Current challenges in competition law policy are not necessarily the outcome of digitalisation or the practices of certain digital platforms. Before new laws hit the books, and new authorities are created, a reality check is needed to understand the root cause of the apparent ‘failures’ of existing competition policy, for whom such policy has failed and the causal relationship between those failures and the business models/practices of the digital economy in general, and Big Tech in particular.

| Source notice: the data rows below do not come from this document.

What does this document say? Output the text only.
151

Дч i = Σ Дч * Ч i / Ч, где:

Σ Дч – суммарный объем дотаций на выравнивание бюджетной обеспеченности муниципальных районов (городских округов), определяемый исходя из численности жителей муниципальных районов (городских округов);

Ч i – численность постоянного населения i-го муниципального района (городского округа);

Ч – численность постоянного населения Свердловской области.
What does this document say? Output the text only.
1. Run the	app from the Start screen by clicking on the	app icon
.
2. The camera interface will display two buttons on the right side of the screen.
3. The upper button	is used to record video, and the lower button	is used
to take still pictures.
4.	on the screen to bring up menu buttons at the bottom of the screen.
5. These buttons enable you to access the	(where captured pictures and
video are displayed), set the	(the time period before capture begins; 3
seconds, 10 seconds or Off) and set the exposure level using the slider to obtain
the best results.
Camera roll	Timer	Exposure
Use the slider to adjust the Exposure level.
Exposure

The foregoing discussion makes it plain that competition law and policy, and competitive relationships, are characterised by a constant conflict of interest. On the one hand, the struggle is in favour of the client; yet on the other hand, there lies (potentially) prejudicial effects to ‘the other that suffers’. Accordingly, it is the function of law to identify and recognise the interests involved in the competitive struggle, to delimit same in relation to each other, and to differentiate between the circumstances under which such interests will be protected from infringement (i.e. delictual liability), and those under which a harmonious balance may be found/restored.

Simply put, the importance of the fact that legal protection against unlawful competition presupposes the existence of competition – and that will remain true, even in the era of Big Tech and digital platforms.